Introduction
Nowadays, deep learning is entering in our lives deeper and deeper (you see what I did there?!? 🤯🤯🤯) Anyways, as I was saying the evolution of deep learning and the usage of Neural Network has taken an exponential rate. As not everyone is a computer science expert/enthusiast it is obvious that a question may rise.
What is Neural Network and how such a network works?
I am going to create a series of posts, starting with this one, where I will try to answer this very question stated above. Initially, in this post, I will try to present to you a brief introduction on the topic, including the components of a neural network, the steps one need to follow in order to create such a network and of course where this can help us. I will try not to bring on the surface difficult mathematical formulas or nonsense calculations, so hopefully, you will enjoy reading this and will be waiting for the implementations.
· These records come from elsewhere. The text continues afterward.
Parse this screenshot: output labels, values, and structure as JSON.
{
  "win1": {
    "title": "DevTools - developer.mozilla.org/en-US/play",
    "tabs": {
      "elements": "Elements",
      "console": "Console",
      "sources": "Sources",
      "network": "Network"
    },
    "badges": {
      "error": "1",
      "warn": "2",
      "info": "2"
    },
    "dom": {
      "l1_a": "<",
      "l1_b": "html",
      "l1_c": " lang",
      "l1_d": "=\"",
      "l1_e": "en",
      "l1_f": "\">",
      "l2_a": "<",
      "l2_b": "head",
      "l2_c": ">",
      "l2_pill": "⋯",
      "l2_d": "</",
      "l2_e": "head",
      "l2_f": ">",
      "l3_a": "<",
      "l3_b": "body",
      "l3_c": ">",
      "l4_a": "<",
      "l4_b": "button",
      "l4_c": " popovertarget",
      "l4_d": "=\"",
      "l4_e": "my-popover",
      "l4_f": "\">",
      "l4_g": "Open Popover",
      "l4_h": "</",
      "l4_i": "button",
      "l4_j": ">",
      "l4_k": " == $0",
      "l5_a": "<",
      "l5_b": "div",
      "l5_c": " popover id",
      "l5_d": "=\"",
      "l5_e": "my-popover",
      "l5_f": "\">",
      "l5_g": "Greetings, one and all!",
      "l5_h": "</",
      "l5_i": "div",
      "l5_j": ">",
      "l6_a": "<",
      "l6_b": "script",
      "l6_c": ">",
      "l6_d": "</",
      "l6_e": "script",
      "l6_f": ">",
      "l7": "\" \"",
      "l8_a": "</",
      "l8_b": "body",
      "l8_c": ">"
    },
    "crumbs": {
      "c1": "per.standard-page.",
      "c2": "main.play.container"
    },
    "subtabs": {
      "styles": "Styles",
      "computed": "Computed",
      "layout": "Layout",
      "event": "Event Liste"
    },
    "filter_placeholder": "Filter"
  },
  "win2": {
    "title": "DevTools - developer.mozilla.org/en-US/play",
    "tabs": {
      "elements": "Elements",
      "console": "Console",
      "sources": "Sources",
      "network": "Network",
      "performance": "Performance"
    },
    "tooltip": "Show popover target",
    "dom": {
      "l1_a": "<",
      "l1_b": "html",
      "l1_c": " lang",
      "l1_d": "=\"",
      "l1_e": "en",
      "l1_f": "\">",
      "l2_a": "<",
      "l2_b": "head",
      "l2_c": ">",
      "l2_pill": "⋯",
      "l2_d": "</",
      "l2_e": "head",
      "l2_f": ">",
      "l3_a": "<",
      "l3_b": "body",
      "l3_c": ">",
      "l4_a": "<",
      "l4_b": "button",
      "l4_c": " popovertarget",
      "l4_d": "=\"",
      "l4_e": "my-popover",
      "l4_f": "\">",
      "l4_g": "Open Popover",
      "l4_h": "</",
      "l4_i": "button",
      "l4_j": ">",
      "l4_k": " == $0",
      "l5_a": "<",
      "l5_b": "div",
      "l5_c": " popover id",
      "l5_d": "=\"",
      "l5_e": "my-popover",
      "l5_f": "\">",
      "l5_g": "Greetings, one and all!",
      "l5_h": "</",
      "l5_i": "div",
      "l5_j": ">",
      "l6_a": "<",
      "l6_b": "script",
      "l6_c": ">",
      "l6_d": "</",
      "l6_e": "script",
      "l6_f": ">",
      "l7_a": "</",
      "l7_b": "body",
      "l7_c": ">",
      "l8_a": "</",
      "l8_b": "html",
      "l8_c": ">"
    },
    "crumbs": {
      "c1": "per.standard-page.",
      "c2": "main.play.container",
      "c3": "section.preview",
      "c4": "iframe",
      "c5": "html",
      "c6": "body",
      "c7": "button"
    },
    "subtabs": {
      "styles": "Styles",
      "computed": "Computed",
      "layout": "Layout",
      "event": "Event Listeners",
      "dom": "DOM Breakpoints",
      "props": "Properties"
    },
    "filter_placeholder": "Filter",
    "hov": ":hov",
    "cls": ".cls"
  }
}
Neural Networks - The first touch.
In our everyday life, we are meant to complete tasks that require, or not, our effort. As you can guess the effort may differ from task to task. Some of those tasks, you would not think as ones that you put effort to complete and if I was to ask you, you would not even considering to enumerate them. Some, that I have in mind are objects detection or patterns recognition. Consider for example when you try to cross the road and check to your right and left, if any car is passing by or not. This is a task as object detection that you have to complete almost every day and you don't even think about it.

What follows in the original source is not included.